El amor que Dios desea de nosotros no es un sentimiento, es una decisión. Es la decisión más importante que debemos tomar en esta vida y de la que pende nuestra historia de felicidad aquí en la tierra y, sobre todo, en el cielo. Quien decide amar por encima de todo, amará por encima de todo. Y el amor nunca es inútil ni cae en saco roto sino que Dios recoge cada gota de amor para hacerla fecunda para nuestro bien y el de toda la humanidad.
Nadie se arrepentirá nunca de haberse entregado al amor como confesó Santa Teresita del Niño Jesús en el postrer momento de su vida.

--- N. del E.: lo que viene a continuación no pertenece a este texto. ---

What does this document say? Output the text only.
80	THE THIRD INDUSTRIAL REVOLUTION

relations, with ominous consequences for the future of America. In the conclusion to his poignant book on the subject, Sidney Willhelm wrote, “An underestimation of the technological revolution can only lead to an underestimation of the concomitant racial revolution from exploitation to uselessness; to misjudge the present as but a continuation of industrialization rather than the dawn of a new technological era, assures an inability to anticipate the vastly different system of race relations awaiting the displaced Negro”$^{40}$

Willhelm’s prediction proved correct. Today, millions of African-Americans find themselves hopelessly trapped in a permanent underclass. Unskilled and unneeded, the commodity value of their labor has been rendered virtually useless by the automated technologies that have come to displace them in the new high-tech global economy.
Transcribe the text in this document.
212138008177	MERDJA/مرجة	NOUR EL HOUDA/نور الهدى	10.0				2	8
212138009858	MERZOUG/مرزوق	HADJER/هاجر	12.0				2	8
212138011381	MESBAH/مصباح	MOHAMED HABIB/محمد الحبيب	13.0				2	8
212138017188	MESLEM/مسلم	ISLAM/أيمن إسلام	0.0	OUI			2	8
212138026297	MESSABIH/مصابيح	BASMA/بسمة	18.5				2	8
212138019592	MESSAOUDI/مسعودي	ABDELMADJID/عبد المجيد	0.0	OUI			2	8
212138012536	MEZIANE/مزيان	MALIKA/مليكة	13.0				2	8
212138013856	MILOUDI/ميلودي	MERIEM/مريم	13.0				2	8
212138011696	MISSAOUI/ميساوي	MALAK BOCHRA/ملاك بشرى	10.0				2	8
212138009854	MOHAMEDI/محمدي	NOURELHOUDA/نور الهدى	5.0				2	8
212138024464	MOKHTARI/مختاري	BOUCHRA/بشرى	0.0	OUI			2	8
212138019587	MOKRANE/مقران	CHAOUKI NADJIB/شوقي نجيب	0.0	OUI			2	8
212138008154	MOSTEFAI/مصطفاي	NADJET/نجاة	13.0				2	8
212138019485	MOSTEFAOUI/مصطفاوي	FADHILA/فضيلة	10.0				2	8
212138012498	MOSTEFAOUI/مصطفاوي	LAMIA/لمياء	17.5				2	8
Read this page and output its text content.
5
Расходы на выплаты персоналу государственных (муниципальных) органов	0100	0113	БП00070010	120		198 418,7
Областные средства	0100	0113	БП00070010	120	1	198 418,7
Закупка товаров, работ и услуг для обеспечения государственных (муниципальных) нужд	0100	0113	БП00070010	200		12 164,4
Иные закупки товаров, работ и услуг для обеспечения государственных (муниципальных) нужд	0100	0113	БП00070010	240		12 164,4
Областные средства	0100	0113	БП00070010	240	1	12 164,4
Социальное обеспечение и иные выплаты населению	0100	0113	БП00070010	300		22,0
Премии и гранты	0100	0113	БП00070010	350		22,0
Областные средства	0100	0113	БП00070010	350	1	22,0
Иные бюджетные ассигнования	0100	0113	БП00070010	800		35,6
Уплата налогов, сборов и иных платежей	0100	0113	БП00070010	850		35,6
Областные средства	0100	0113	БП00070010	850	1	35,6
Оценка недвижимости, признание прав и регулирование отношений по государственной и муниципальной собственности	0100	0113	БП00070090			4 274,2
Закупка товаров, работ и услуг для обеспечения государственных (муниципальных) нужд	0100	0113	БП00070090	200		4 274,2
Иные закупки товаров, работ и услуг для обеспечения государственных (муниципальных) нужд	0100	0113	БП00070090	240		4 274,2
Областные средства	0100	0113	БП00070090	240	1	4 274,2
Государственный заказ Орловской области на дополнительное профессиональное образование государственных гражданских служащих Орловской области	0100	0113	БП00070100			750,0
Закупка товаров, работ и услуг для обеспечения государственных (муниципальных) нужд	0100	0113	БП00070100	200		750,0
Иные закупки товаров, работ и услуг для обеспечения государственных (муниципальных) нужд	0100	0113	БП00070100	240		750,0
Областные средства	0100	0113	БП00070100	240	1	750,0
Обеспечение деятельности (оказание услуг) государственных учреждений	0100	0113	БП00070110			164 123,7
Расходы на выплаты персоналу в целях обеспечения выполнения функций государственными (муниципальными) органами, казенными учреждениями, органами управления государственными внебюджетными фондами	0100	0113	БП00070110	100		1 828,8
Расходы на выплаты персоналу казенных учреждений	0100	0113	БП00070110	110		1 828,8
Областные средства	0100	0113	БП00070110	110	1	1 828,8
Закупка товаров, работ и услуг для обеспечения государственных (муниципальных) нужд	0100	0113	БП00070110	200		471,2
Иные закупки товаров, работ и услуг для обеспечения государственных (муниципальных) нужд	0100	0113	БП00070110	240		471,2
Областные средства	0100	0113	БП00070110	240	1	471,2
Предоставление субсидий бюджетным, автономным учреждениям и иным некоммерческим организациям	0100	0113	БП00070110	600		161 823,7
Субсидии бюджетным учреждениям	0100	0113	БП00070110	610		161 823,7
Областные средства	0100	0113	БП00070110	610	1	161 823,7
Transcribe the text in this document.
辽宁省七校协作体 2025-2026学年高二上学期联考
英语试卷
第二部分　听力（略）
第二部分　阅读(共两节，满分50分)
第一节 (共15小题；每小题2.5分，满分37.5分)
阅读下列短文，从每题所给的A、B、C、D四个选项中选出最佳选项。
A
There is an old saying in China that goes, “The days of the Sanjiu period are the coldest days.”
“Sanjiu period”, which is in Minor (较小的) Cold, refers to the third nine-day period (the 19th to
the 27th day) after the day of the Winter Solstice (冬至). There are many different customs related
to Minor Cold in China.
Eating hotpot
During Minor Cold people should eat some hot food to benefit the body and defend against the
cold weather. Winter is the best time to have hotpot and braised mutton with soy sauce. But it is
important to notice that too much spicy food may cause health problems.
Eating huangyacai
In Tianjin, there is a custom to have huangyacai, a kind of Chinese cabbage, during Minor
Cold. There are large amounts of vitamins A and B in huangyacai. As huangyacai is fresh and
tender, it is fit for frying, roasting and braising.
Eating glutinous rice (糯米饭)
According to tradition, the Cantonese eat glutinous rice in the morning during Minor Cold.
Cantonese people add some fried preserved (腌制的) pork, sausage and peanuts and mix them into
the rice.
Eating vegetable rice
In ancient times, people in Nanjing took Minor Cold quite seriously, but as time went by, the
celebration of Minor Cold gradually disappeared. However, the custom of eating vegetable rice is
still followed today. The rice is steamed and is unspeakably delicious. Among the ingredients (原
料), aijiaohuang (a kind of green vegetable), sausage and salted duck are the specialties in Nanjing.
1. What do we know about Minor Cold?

El amor es la solución de todos los problemas y para él nada es imposible. No hay ninguna vida por rota y aniquilada que parezca que Dios no pueda reconstruir a través del amor. No hay que tener miedo a amar aunque esto implique pasar por momentos duros de sufrimiento.
Si nos trabajamos con fortaleza y perseverancia para amar más y mejor cada día, el Señor no nos negará nada. Entonces comprenderemos que teniéndole a El lo tenemos todo y que todo lo demás es paja. Habremos plenificado completamente nuestra existencia y hecho de nuestra vida una historia de salvación para nosotros y para otros muchos.
El peso de nuestro amor será el peso de nuestra gloria, como expresó certeramente San Agustín. Y por esta gloria imperecedera merece la pena darlo todo, sin reservarnos nada.